I was tempted to give a brief lecture in the history of sail racing to the owner of the funeral home, but the family arrived and there was other business at hand.

For some the connection between sailing and creation is as obvious as the saltwater in our tears. Both of the languages of the Bible, Hebrew and Greek, use the same word for wind and breath as is used for spirit. In both languages our spirit is literally the air that we breathe. Sailing, of course, is the art of working with the wind to propel a craft across the water. Our bible begins with the famous sentences, “In the beginning God created the heavens and the earth. The earth was without form and void and the spirit of God was moving across the face of the water.” That word spirit, in Hebrew, is “Ruah,” which also can be translated wind. Before there was anything else, there was wind and water.
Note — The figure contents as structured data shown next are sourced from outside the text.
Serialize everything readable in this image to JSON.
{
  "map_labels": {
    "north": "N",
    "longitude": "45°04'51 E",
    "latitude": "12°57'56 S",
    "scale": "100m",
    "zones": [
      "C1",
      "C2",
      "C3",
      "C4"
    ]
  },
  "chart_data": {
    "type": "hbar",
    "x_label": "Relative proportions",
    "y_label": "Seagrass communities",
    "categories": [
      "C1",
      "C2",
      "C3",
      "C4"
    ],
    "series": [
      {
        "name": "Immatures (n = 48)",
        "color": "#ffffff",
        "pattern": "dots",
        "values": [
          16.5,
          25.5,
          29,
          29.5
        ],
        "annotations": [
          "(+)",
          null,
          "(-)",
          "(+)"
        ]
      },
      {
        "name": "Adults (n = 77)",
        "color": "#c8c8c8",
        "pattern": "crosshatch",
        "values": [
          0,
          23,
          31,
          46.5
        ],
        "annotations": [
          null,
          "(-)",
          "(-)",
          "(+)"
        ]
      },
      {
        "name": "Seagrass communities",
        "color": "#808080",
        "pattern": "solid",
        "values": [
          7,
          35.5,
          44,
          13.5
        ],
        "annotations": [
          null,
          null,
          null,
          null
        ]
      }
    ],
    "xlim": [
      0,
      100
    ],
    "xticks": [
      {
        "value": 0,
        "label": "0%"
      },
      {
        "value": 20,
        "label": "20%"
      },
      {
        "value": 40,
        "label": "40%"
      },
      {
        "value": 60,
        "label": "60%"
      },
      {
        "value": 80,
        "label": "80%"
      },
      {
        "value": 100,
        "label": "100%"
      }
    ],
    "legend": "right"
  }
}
In my mind yesterday, another connection, though distant, was being made between the picture in the rest room and the grieving family. Although the schooner Magic wasn’t a yacht from the Herreshoff yards, there is no doubt that Nathaniel Greene Herreshoff is the most famous boat designer in the history of America’s cup. You can’t tell the history of the cup without telling the story of Herreshoff. What is less well-remembered is the story of the rest of Nathaniel’s family. He would not have had the means to produce the fantastic boats that he built were it not for his brother John. John was the older brother who taught Nathaniel how to sail. John also taught him how to use tools. John founded the largest of Bristol’s boatyards and grew it into a complete shipbuilding center. The Herreshoff boatyard had foundries to make the fittings and fixtures, lumber mills to produce the wood, and even a steam engine manufacturing plant. It was the product of the genius and leadership of John Herreschoff. John was one of four of the children of Charles and Julia Herreschoff who were blind. In a time before special schools for visually disabled people. In a time when a visual impairment usually meant a life of dependency, the Herreschoff children who were blind were amazing successes. John was the founder of the greatest shipyard for racing yachts. Julian was the inventor of baking powder who went on to develop a language school. Sally was a prodigious knitter who produced sweaters, hats and mittens for countless residents of Bristol. Lewis was a long distance swimmer and musician.

None of them would have gone blind had they lived a century later and met the man whose funeral we were planning. Glaucoma is hereditary. It is also treatable these days. And the ophthalmologist whose funeral we were planning had once presented a fascinating discussion of the recovery of sight for the blind for a bible study group in our church.

The family will never make the connection between tears and loss and blindness and sailing that somehow leapt from that historic print into my brain as I prepared for our meeting. But I will never be able to look at that print without thinking of the doctor with the big white mustache and his love of liturgy and worship.

We are more connected to one another than we realize. The water of our tears, the wind of our spirits and the vision of our eyes and imaginations are all precious gifts of the same Spirit that moved over the face of the waters at creation.